I wonder, however, if we might be accused of the same thing? After all, is this not what we do every time we take the Church – the world’s greatest body ever – for granted, or rally against the minor points as we so easily dismiss the bigger picture of a ‘life of service’ and that ‘love of our neighbor’ thing?

I know that as we begin another brand-new year, and our thirteenth year on March 27th as a parish, and begin to look toward our Annual Parish Meeting, that many times I hear grumbling about small, inconsequential things while we let go of the most important. We concentrate on the inconsequential while forsaking the key things that make is what we are! Recently, even Pope Francis warned against “the temptation of assuming an attitude of rigidity.”

I think there is always an ever-present temptation toward rigidity. We like the status quo; the way thing are; but I will remind us all that what we created here was completely against that type of thinking. In doing so, we live the gospel imperative as we openly and warmly welcome the lost, the marginalized, the maligned, the immigrant, the refugee, the seeker, the LGBTQ, and the rejected and bring them all ‘home’ to a place where they can find – and feel – the love of the Christ we worship, adore, and proclaim. You can’t do that by being rigid.

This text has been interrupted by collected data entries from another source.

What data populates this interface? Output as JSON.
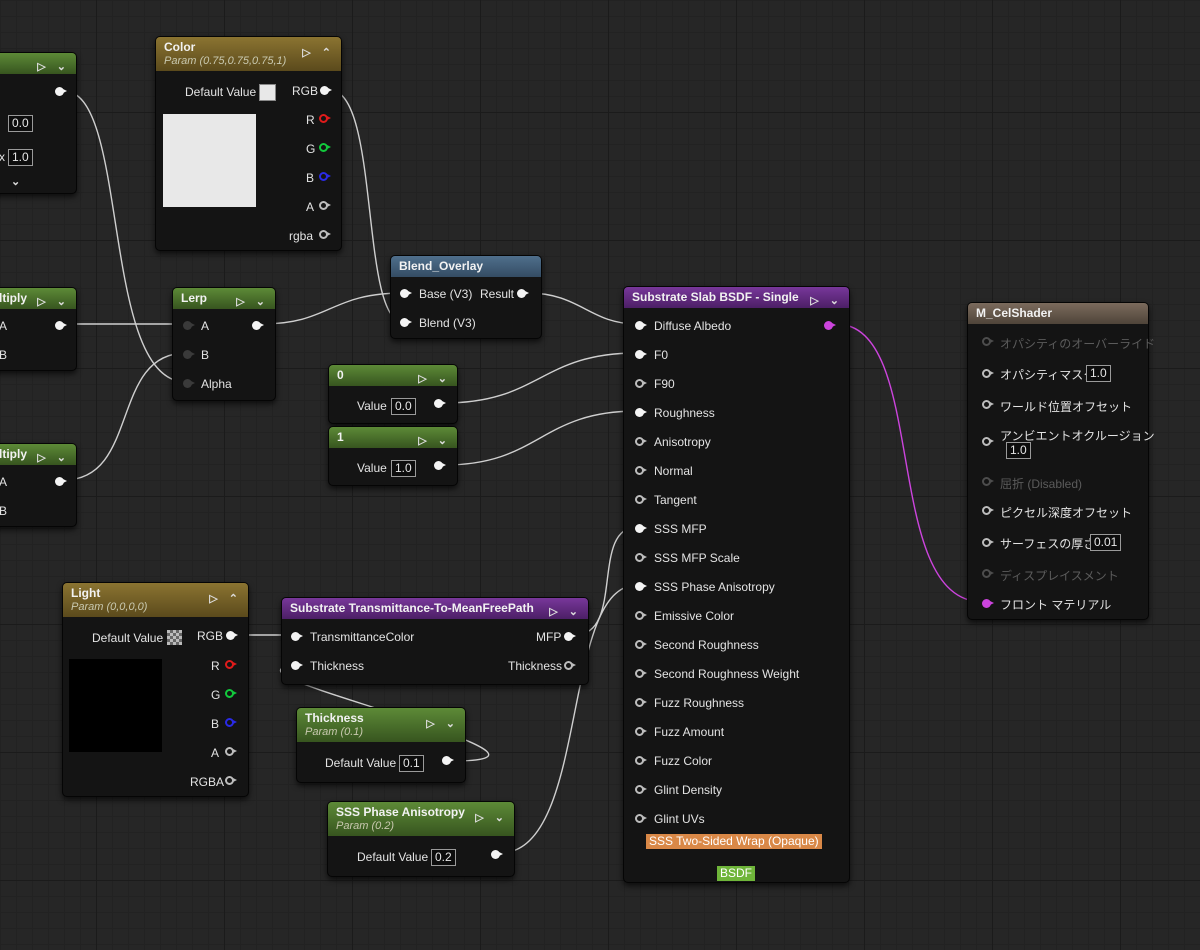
{
  "colors": {
    "wire": "#cfcfcf",
    "wire_purple": "#cc44dd",
    "sss_badge": "#d98847",
    "bsdf_badge": "#6fb53a"
  },
  "nodes": {
    "partial_top": {
      "value_a": "0.0",
      "label_b": "x",
      "value_b": "1.0"
    },
    "multiply1": {
      "title": "ltiply",
      "pin_a": "A",
      "pin_b": "B"
    },
    "multiply2": {
      "title": "ltiply",
      "pin_a": "A",
      "pin_b": "B"
    },
    "color": {
      "title": "Color",
      "subtitle": "Param (0.75,0.75,0.75,1)",
      "default_label": "Default Value",
      "preview_color": "#e8e8e8",
      "pins": {
        "rgb": "RGB",
        "r": "R",
        "g": "G",
        "b": "B",
        "a": "A",
        "rgba": "rgba"
      }
    },
    "lerp": {
      "title": "Lerp",
      "pins": {
        "a": "A",
        "b": "B",
        "alpha": "Alpha"
      }
    },
    "blend": {
      "title": "Blend_Overlay",
      "base": "Base (V3)",
      "blend": "Blend (V3)",
      "result": "Result"
    },
    "const0": {
      "title": "0",
      "label": "Value",
      "value": "0.0"
    },
    "const1": {
      "title": "1",
      "label": "Value",
      "value": "1.0"
    },
    "light": {
      "title": "Light",
      "subtitle": "Param (0,0,0,0)",
      "default_label": "Default Value",
      "preview_color": "#000000",
      "pins": {
        "rgb": "RGB",
        "r": "R",
        "g": "G",
        "b": "B",
        "a": "A",
        "rgba": "RGBA"
      }
    },
    "transmittance": {
      "title": "Substrate Transmittance-To-MeanFreePath",
      "in1": "TransmittanceColor",
      "in2": "Thickness",
      "out1": "MFP",
      "out2": "Thickness"
    },
    "thickness": {
      "title": "Thickness",
      "subtitle": "Param (0.1)",
      "label": "Default Value",
      "value": "0.1"
    },
    "sss_phase": {
      "title": "SSS Phase Anisotropy",
      "subtitle": "Param (0.2)",
      "label": "Default Value",
      "value": "0.2"
    },
    "slab": {
      "title": "Substrate Slab BSDF - Single",
      "inputs": [
        "Diffuse Albedo",
        "F0",
        "F90",
        "Roughness",
        "Anisotropy",
        "Normal",
        "Tangent",
        "SSS MFP",
        "SSS MFP Scale",
        "SSS Phase Anisotropy",
        "Emissive Color",
        "Second Roughness",
        "Second Roughness Weight",
        "Fuzz Roughness",
        "Fuzz Amount",
        "Fuzz Color",
        "Glint Density",
        "Glint UVs"
      ],
      "sss_badge": "SSS Two-Sided Wrap (Opaque)",
      "bsdf_badge": "BSDF"
    },
    "material": {
      "title": "M_CelShader",
      "inputs": [
        "オパシティのオーバーライド",
        "オパシティマスク",
        "ワールド位置オフセット",
        "アンビエントオクルージョン",
        "屈折 (Disabled)",
        "ピクセル深度オフセット",
        "サーフェスの厚さ",
        "ディスプレイスメント",
        "フロント マテリアル"
      ],
      "opacity_mask_value": "1.0",
      "ao_value": "1.0",
      "surface_thickness_value": "0.01"
    }
  }
}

I wonder if in our being stretched – by our pastors and church leadership and places like Saint Miriam – and, as we willingly run contrary to the prevailing culture, we actually run smack into God? Not the cartoonish caricature of God, but the real, always-present, omnipotent and crafty God that wants a deeper and more meaningful communion with us, even as we strive for superficiality. I wonder if we ever stop to realize that the Church is to be more than a soft, cushy place we sit our butts for an hour or so on a Sunday and then return to a hateful world, but instead see Her as She is meant to be: Missionary! In other words, the Churches mission is carried out by us!

The Italian novelist Giuseppe Tomasi de Lamedusa, who in his famous book Il Gattopardo reminds us all that, “Everything needs to change, so everything can stay the same.” I assure you will continue to change.

Hang in there, hold on, and get ready because we have more work to do and more people to love. Change will make that possible.